Below plots Receiver Operating Characteristic (ROC) Curves for each model on the held-out data. ROC curves are useful as the model gives us probability predictions which have to be translated into either a 0 (not a Dem supporter) or a 1 (a Dem supporter). The cutoff could be at 0.5, or at any point between 0 and 1 and where we place that cutoff will determine the degree of true positives (a good thing) and false positives (a bad thing). ROC curves show how true positives and false positives vary and what we want is a line that follows the top left border and so has a high true positive rate at even low levels of the false positive rate.

 
_roc.png
 

The left plot shows the difference between the models with only one variable added. Adding education or income barely moves the needle compared to the baseline model. The model with occupation outperforms them all. On the right, we have the models that include two out of three of the variables. Here we see a substantial difference from the baseline but only in models that include work as one of the variables. Work industry then is a more useful predictor than either income or education, which are commonly included for get out the vote/persuasion modeling.

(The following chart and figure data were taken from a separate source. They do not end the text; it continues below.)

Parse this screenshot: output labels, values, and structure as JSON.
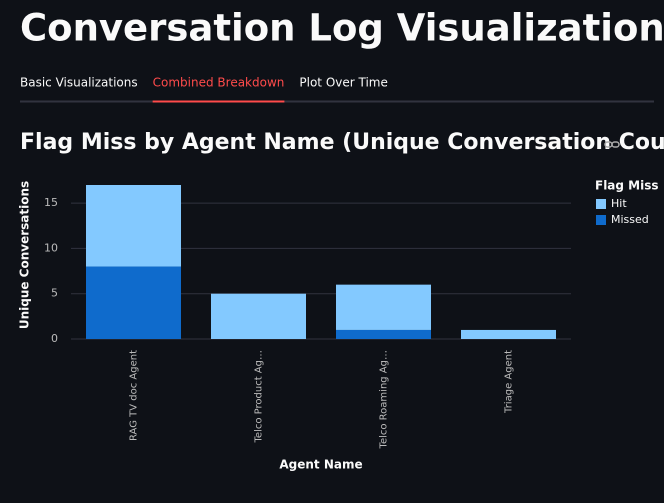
{
  "header": {
    "title": "Conversation Log Visualizations"
  },
  "tabs": [
    "Basic Visualizations",
    "Combined Breakdown",
    "Plot Over Time"
  ],
  "active_tab": 1,
  "chart_data": {
    "type": "stacked-bar",
    "title": "Flag Miss by Agent Name (Unique Conversation Count)",
    "x_label": "Agent Name",
    "y_label": "Unique Conversations",
    "categories": [
      "RAG TV doc Agent",
      "Telco Product Ag…",
      "Telco Roaming Ag…",
      "Triage Agent"
    ],
    "legend_title": "Flag Miss",
    "series": [
      {
        "name": "Hit",
        "color": "#83c9ff",
        "values": [
          9,
          5,
          5,
          1
        ]
      },
      {
        "name": "Missed",
        "color": "#0f6bcc",
        "values": [
          8,
          0,
          1,
          0
        ]
      }
    ],
    "ylim": [
      0,
      17
    ],
    "yticks": [
      0,
      5,
      10,
      15
    ],
    "grid": true,
    "legend": "right"
  }
}
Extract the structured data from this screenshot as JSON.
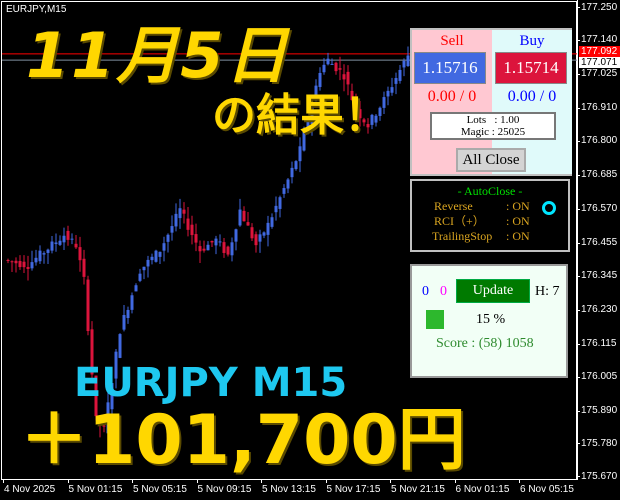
{
  "chart": {
    "symbol_label": "EURJPY,M15",
    "price_axis": [
      "177.250",
      "177.140",
      "177.025",
      "176.910",
      "176.800",
      "176.685",
      "176.570",
      "176.455",
      "176.345",
      "176.230",
      "176.115",
      "176.005",
      "175.890",
      "175.780",
      "175.670"
    ],
    "time_axis": [
      "4 Nov 2025",
      "5 Nov 01:15",
      "5 Nov 05:15",
      "5 Nov 09:15",
      "5 Nov 13:15",
      "5 Nov 17:15",
      "5 Nov 21:15",
      "6 Nov 01:15",
      "6 Nov 05:15"
    ],
    "bid_price": "177.092",
    "ask_price": "177.071",
    "price_path": [
      176.398,
      176.381,
      176.482,
      176.448,
      176.33,
      175.858,
      175.825,
      176.162,
      176.364,
      176.431,
      176.566,
      176.431,
      176.465,
      176.414,
      176.566,
      176.448,
      176.516,
      176.667,
      176.768,
      176.869,
      177.038,
      177.071,
      177.021,
      176.903,
      176.852,
      176.937,
      177.038,
      177.088
    ],
    "colors": {
      "bull": "#4169e1",
      "bear": "#dc143c",
      "bid_line": "#ff0000",
      "ask_line": "#8090a0"
    }
  },
  "overlay": {
    "date_title": "11月5日",
    "result_title": "の結果！",
    "pair_timeframe": "EURJPY M15",
    "profit": "＋101,700円"
  },
  "trade_panel": {
    "sell_label": "Sell",
    "buy_label": "Buy",
    "sell_price": "1.15716",
    "buy_price": "1.15714",
    "sell_pl": "0.00 / 0",
    "buy_pl": "0.00 / 0",
    "lots": "Lots   : 1.00",
    "magic": "Magic : 25025",
    "all_close": "All Close"
  },
  "autoclose_panel": {
    "title": "- AutoClose -",
    "rows": [
      {
        "label": "Reverse",
        "value": ": ON"
      },
      {
        "label": "RCI（+）",
        "value": ": ON"
      },
      {
        "label": "TrailingStop",
        "value": ": ON"
      }
    ]
  },
  "score_panel": {
    "count_blue": "0",
    "count_magenta": "0",
    "update": "Update",
    "h_label": "H: 7",
    "percent": "15 %",
    "score": "Score : (58) 1058"
  }
}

One caution. If we include ideology then the substantive differences shrink because ideology does such a good job of predicting support (there is little room left for improvement). One way of conceptualizing this is by looking at variable importance in a full random forest model. Mean decrease in Gini is a measure of how much the variable increases the homogeneity of the sets.

 
_imp.png
 

Ideology does a lot of work in creating more homogeneous sets. Work type though does better than any other variable except for ideology. It outperforms race, income, and education. The chart below shows another version of the model that does not include ideology. Here again, we see the importance of work type.

 
imp.png
 

Academics have understood the importance of occupational difference for a long time and it is time for political practitioners to embrace this as well. Part of the difficulty in using occupational categories is likely the large number of categories it creates which can be intimidating to use. At Data for Progress we suspect that there might be a set of questions that get at relevant differences across occupations such as if someone has to be licensed, if they deal directly with customers/clients, how often they use a computer in their work and if they have employees that report to them. We hope to test these questions in future research so if you have other ideas, feel free to reach out.